Usability week ending January 9th

Friday, 7th January, 8:15 AM
The new Mac App Store shows human centered DRM -- your identity as key to generous rights: http://j.mp/geoDEN #drm

Thursday, 6th January, 6:30 PM
Everyone is a designer. Design is a fundamental part of everything. Keep this in mind throughout your project: http://j.mp/i1ivbf #ddd

Thursday, 6th January, 9:12 AM
Software Updates, System Update 10.6.6, Restart, New App Store icon in Dock, Twitter, Free ... Twitter icon in dock, Tweet!

Wednesday, 5th January, 11:18 AM
@kiwi_app i'll buy when you can. cheers.

Wednesday, 5th January, 10:41 AM
@kiwi_app where or how do you set your bit.ly api key to use with j.mp/bit.ly?

Wednesday, 5th January, 7:05 AM
Progressive signup -- as the user uses our product, we gently prod them to give us more info: http://j.mp/dENcnI #ux #ia

Tuesday, 4th January, 4:17 PM
The anatomy of a perfect landing page: http://j.mp/fIheah #ia #webdesign #ux

Monday, 3rd January, 5:21 PM
Essential and desirable skills you should look for in your UX designer: http://j.mp/dV4YKc #ia #ux

via twitter.com/terretta

This is how to do consumer-friendly DRM

These books are DRM protected, but people are buying them.  As a consumer with money to spend, you have several devices, but instead of fragmenting your ebook collection, you're free to use the device you prefer.  So far so good.

Aside from the devices, people want to be able to loan or share ebooks they way they can hardbacks.  Amazon is addressing that use case too:

Later this year, we will be introducing lending for Kindle, a new feature that lets you loan your Kindle books to other Kindle device or Kindle app users. Each book can be lent once for a loan period of 14-days and the lender cannot read the book during the loan period. 

Kindle is approaching frictionlessness.  If your product's DRM doesn't take away hundreds of years of comfortable use cases, but in fact adds something to the value proposition ("fit all my books in my pocket"), consumers are more than happy to adopt it.

Hollywood, paying attention?

Why the Apple iPad has no Java or Flash

Apple iPad is the first complete, general purpose, computer DRM platform and all people complain about is plugins. Music DRM went away because it was stupid. Idiot users pirate everything not bolted down and you end up with Bluray, Xbox, Playstation, Kindle, iPhone and now the Apple iPad. There has never been more DRM and people think they are winning. No, because Internet piracy and hardware piracy has given birth to yet another locked down platform. Because companies need to make money and do what is required.

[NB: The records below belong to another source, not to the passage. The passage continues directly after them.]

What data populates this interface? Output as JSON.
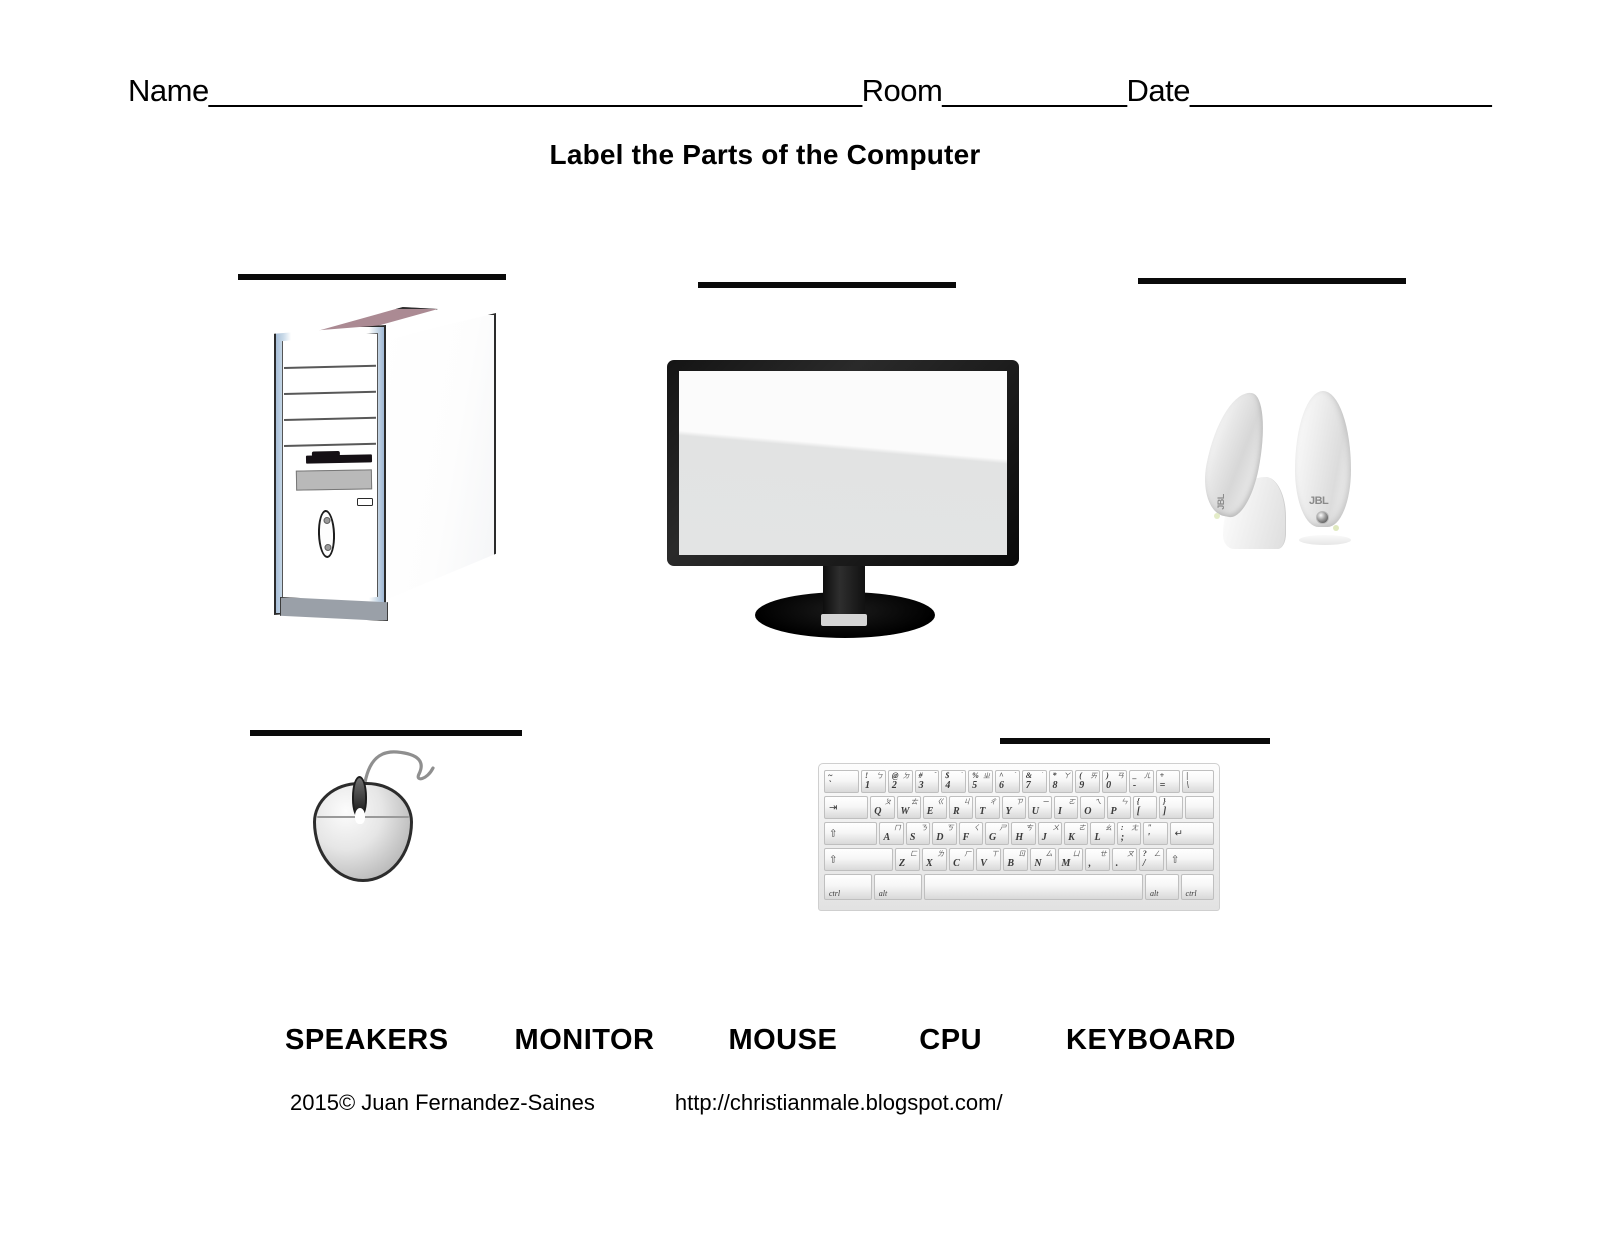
{
  "document": {
    "type": "worksheet",
    "title": "Label the Parts of the Computer"
  },
  "header": {
    "name_label": "Name",
    "name_blank": "_______________________________________",
    "room_label": "Room",
    "room_blank": "___________",
    "date_label": "Date",
    "date_blank": "__________________"
  },
  "answer_blanks": [
    {
      "id": "blank-cpu",
      "for_image": "cpu-tower"
    },
    {
      "id": "blank-monitor",
      "for_image": "monitor"
    },
    {
      "id": "blank-speakers",
      "for_image": "speakers"
    },
    {
      "id": "blank-mouse",
      "for_image": "mouse"
    },
    {
      "id": "blank-keyboard",
      "for_image": "keyboard"
    }
  ],
  "images": {
    "cpu": {
      "name": "computer-tower-illustration",
      "answer": "CPU"
    },
    "monitor": {
      "name": "lcd-monitor-illustration",
      "answer": "MONITOR"
    },
    "speakers": {
      "name": "jbl-speakers-illustration",
      "answer": "SPEAKERS",
      "brand": "JBL"
    },
    "mouse": {
      "name": "computer-mouse-illustration",
      "answer": "MOUSE"
    },
    "keyboard": {
      "name": "computer-keyboard-illustration",
      "answer": "KEYBOARD"
    }
  },
  "keyboard": {
    "rows": [
      [
        {
          "main": "`",
          "up": "~",
          "w": 1.45,
          "alt": ""
        },
        {
          "main": "1",
          "up": "!",
          "alt": "ㄅ",
          "w": 1
        },
        {
          "main": "2",
          "up": "@",
          "alt": "ㄉ",
          "w": 1
        },
        {
          "main": "3",
          "up": "#",
          "alt": "ˇ",
          "w": 1
        },
        {
          "main": "4",
          "up": "$",
          "alt": "ˋ",
          "w": 1
        },
        {
          "main": "5",
          "up": "%",
          "alt": "ㄓ",
          "w": 1
        },
        {
          "main": "6",
          "up": "^",
          "alt": "ˊ",
          "w": 1
        },
        {
          "main": "7",
          "up": "&",
          "alt": "˙",
          "w": 1
        },
        {
          "main": "8",
          "up": "*",
          "alt": "ㄚ",
          "w": 1
        },
        {
          "main": "9",
          "up": "(",
          "alt": "ㄞ",
          "w": 1
        },
        {
          "main": "0",
          "up": ")",
          "alt": "ㄢ",
          "w": 1
        },
        {
          "main": "-",
          "up": "_",
          "alt": "ㄦ",
          "w": 1
        },
        {
          "main": "=",
          "up": "+",
          "alt": "",
          "w": 1
        },
        {
          "main": "\\",
          "up": "|",
          "alt": "",
          "w": 1.3
        }
      ],
      [
        {
          "glyph": "⇥",
          "w": 1.9
        },
        {
          "main": "Q",
          "alt": "ㄆ",
          "w": 1
        },
        {
          "main": "W",
          "alt": "ㄊ",
          "w": 1
        },
        {
          "main": "E",
          "alt": "ㄍ",
          "w": 1
        },
        {
          "main": "R",
          "alt": "ㄐ",
          "w": 1
        },
        {
          "main": "T",
          "alt": "ㄔ",
          "w": 1
        },
        {
          "main": "Y",
          "alt": "ㄗ",
          "w": 1
        },
        {
          "main": "U",
          "alt": "ㄧ",
          "w": 1
        },
        {
          "main": "I",
          "alt": "ㄛ",
          "w": 1
        },
        {
          "main": "O",
          "alt": "ㄟ",
          "w": 1
        },
        {
          "main": "P",
          "alt": "ㄣ",
          "w": 1
        },
        {
          "main": "[",
          "up": "{",
          "w": 1
        },
        {
          "main": "]",
          "up": "}",
          "w": 1
        },
        {
          "main": "",
          "w": 1.2
        }
      ],
      [
        {
          "glyph": "⇧",
          "w": 2.3
        },
        {
          "main": "A",
          "alt": "ㄇ",
          "w": 1
        },
        {
          "main": "S",
          "alt": "ㄋ",
          "w": 1
        },
        {
          "main": "D",
          "alt": "ㄎ",
          "w": 1
        },
        {
          "main": "F",
          "alt": "ㄑ",
          "w": 1
        },
        {
          "main": "G",
          "alt": "ㄕ",
          "w": 1
        },
        {
          "main": "H",
          "alt": "ㄘ",
          "w": 1
        },
        {
          "main": "J",
          "alt": "ㄨ",
          "w": 1
        },
        {
          "main": "K",
          "alt": "ㄜ",
          "w": 1
        },
        {
          "main": "L",
          "alt": "ㄠ",
          "w": 1
        },
        {
          "main": ";",
          "up": ":",
          "alt": "ㄤ",
          "w": 1
        },
        {
          "main": "'",
          "up": "\"",
          "w": 1
        },
        {
          "glyph": "↵",
          "w": 1.9
        }
      ],
      [
        {
          "glyph": "⇧",
          "w": 2.9
        },
        {
          "main": "Z",
          "alt": "ㄈ",
          "w": 1
        },
        {
          "main": "X",
          "alt": "ㄌ",
          "w": 1
        },
        {
          "main": "C",
          "alt": "ㄏ",
          "w": 1
        },
        {
          "main": "V",
          "alt": "ㄒ",
          "w": 1
        },
        {
          "main": "B",
          "alt": "ㄖ",
          "w": 1
        },
        {
          "main": "N",
          "alt": "ㄙ",
          "w": 1
        },
        {
          "main": "M",
          "alt": "ㄩ",
          "w": 1
        },
        {
          "main": ",",
          "alt": "ㄝ",
          "w": 1
        },
        {
          "main": ".",
          "alt": "ㄡ",
          "w": 1
        },
        {
          "main": "/",
          "up": "?",
          "alt": "ㄥ",
          "w": 1
        },
        {
          "glyph": "⇧",
          "w": 2.0
        }
      ],
      [
        {
          "modlabel": "ctrl",
          "w": 1.6
        },
        {
          "modlabel": "alt",
          "w": 1.6
        },
        {
          "main": "",
          "w": 7.6
        },
        {
          "modlabel": "alt",
          "w": 1.1
        },
        {
          "modlabel": "ctrl",
          "w": 1.1
        }
      ]
    ]
  },
  "word_bank": {
    "words": [
      "SPEAKERS",
      "MONITOR",
      "MOUSE",
      "CPU",
      "KEYBOARD"
    ]
  },
  "footer": {
    "credit": "2015© Juan Fernandez-Saines",
    "url": "http://christianmale.blogspot.com/"
  },
  "colors": {
    "ink": "#000000",
    "page": "#ffffff",
    "blank_rule": "#0a0a0a",
    "cpu_top_accent": "#ab8a93",
    "cpu_side_accent": "#a8bfd8",
    "monitor_bezel": "#141414",
    "monitor_screen": "#eceded"
  }
}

The iPad exists because you wanted it. Blame yourself if you don't like it. Personally, I might buy one for my mom. Because it's probably a great piece of web surfing, picture browsing, hardware. And OMG do I need one of those.

At first that read like a rant, but Jan ended up wanting one for his mom.

We've been saying this for a decade: if you make music and video easy enough, users will pay for it. Pirating is hard, but pirating is because users want to consume media on their terms: when they want, and on the device they want.

Users' sense of ownership was formed by physical things. Buy a book, share a book, get the book back. Copy a CD you play on the stereo to a cassette you pop in the car. Excessive restriction fosters circumvention so people can use the media they consider theirs. Follow iTunes' lead to work with users. Let them share in the home, and have 5 copies on 5 devices. Maybe even give them a way to loan or share with a few friends. The iPad itself is sharable, like a comic book or an LP.

Make life easy enough, and users don't actually care about the DRM. They just want to watch and listen their way.